THE PERCEIVED DISPUTE
[6] There is some dispute as to what exactly transpired during the eventual taxation on 29 August 2013. However, this perceived dispute is not insurmountable in the light of the view which I take in this matter, as shown later below.
REVIEW BY RESPONDENT IN TERMS OF RULE 35(1)
[7] The respondent, feeling aggrieved by the allocatur to the bill of costs, lodged an application through her attorneys, to review the taxation in terms of Rule 35(1) of the Magistrates’ Courts Rules. In the review, dated 18 September 2013, the respondent advanced several grounds. These included that, the clerk of the court is empowered to tax a bill of costs only in a civil action in the Magistrate’s Court; that the clerk of the court is empowered to tax a bill of costs only where costs and expenses were awarded to any party by the court as envisaged in Rule 33(15) and/or Rule 33(19) of the Rules of the Magistrates’ Courts.
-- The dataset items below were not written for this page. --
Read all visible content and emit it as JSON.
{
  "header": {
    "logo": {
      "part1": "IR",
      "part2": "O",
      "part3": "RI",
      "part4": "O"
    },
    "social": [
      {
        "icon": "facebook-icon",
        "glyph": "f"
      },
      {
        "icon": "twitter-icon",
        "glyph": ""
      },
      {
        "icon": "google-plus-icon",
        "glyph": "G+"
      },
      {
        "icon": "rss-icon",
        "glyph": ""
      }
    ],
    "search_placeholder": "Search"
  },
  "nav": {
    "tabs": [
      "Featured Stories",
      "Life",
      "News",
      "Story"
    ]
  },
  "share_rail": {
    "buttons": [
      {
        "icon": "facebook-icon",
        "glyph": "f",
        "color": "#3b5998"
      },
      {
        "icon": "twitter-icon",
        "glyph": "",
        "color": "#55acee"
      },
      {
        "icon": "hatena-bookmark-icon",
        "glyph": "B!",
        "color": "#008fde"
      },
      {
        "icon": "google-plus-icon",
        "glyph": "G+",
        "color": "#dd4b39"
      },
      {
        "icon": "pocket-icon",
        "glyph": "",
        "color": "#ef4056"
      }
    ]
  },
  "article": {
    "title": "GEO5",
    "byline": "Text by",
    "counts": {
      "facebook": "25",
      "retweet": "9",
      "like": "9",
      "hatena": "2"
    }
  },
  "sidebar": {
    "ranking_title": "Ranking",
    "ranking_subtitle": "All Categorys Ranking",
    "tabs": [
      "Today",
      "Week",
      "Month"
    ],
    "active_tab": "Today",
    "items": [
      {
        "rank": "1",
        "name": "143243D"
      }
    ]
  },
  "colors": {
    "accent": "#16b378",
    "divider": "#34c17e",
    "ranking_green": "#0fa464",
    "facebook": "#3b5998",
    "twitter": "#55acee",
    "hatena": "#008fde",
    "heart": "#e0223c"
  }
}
The taxation of the bill of costs by the clerk of the court was pursuant to domestic violent proceedings which do not fall within the ambit of a civil action as defined in the Magistrates’ Courts Act and the Rules; that the clerk of the court erred in taxing the bill of costs in accordance with a fee agreement, which agreement was disputed by the respondent; that the allocatur to the bill of costs contained services not rendered by the applicant over and above the original attorney and client account; and that although the respondent admitted that she was accompanied by a member of the applicant’s firm (a candidate attorney), on 3 May 2013, the presence of such staff member was either not necessary or of no assistance to the respondent. The same contention was made in regard to a consultation between the applicant and her husband on 8 May 2013. Rule 33(15) seems inapplicable to this matter, whilst Rule 33(19) relates specifically to the taxation of a bill of costs in respect of an attorney’s services to his own client.
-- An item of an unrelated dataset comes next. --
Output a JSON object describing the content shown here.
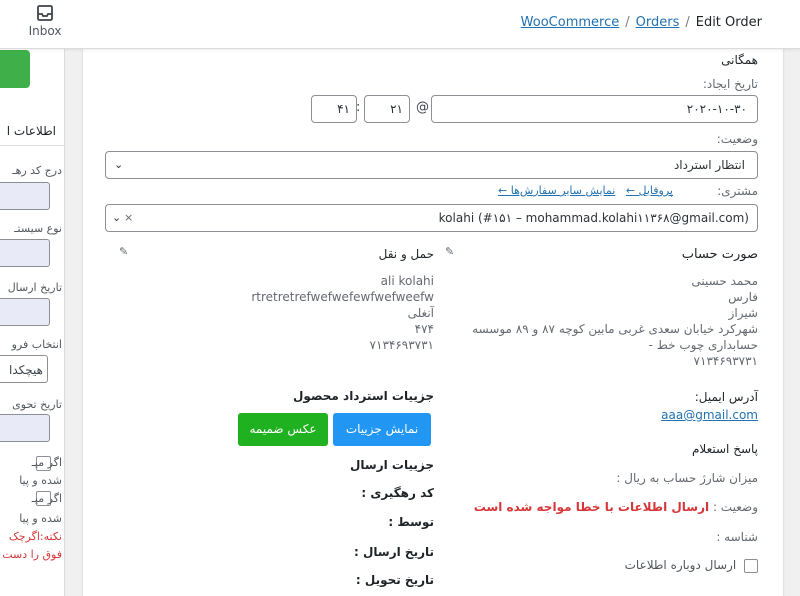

THE REASONS OF THE ADDITIONAL MAGISTRATE’S RULING
[8] The additional magistrate, in due course ruled on the review, and found that it had no merit at all. This, after hearing argument from the legal representatives of both parties. This finding was condensed as follows:
“… having regard to an affidavit filed by the clerk of the court it became clear that the taxation was by agreement and that no objections were lodged with the clerk of the court. The objections initially raised were about the fee structure but the parties did agree to the amounts when the matter was taxed. Opportunity was granted to the correspondent attorney of the applicant [sic] to place an affidavit before me disputing the agreement. An affidavit was filed and the attorney concluded that she agreed to the bill on the assumption that it was subject to review. Subsequently she realised the assumption was erroneous. Unfortunately there is no basis in law for this court to review the proceedings because of an erroneous assumption by a legal representative of a pending review. The bill was agreed on by the representatives and as such there is no decision made by the clerk of the court to review. In the light of the above the application in terms of rule 35(3) was dismissed with costs.”
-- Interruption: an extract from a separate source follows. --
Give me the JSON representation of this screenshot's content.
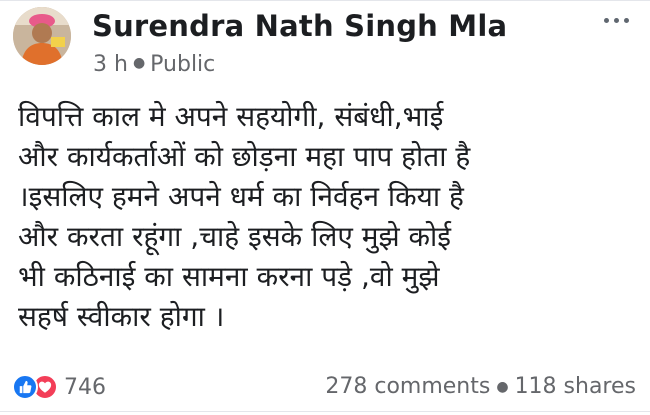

The additional magistrate was then requested, and she stated a case for the decision of this Court, acting in terms of Rule 35(3).
THE CRISP ISSUES FOR DETERMINATION
[9] Based on the submissions made to the clerk of the court during taxation of the bill on 29 August 2013, and indeed, those before the additional magistrate subsequently, at least three issues arise for determination and consideration in this review. These issues are:
(1) Whether domestic violence proceedings could be regarded as “civil proceedings in the magistrates’ courts”;
(2) Whether the clerk of the court, in taxing the bill of costs, erred in accepting that the parties agreed to the taxation; and
(3) Whether certain items on the impugned bill of costs, such as consultations and court attendance by the applicant’s firm were justified in the circumstances.
THE POWERS AND DISCRETION OF THE CLERK OF THE COURT
[10] The starting-point is sec 80(2) of the Magistrates’ Courts Act (“the Act”) which provides that, ‘costs to be in accordance with scale and to be taxed’, “(2) as between attorney and client, the clerk of the court may, in his discretion (subject to the review hereinafter mentioned) allow costs and charges for services reasonably performed by the attorney at the request of the client for which no remuneration is recoverable as between party and party and for which no provision is made in the rules” (emphasis added). I shall revert later to the subject as to what is entailed in attorney and client costs.
SECTION 1 OF THE ACT
[11] Section 1 of the Act defines “court”, as to mean “a magistrate’s court”. Section 13(1) provides that:
“There shall be appointed for every court by the magistrate of the district for which the court is situated so many clerks of the court and assistant clerks of the court as may be necessary.”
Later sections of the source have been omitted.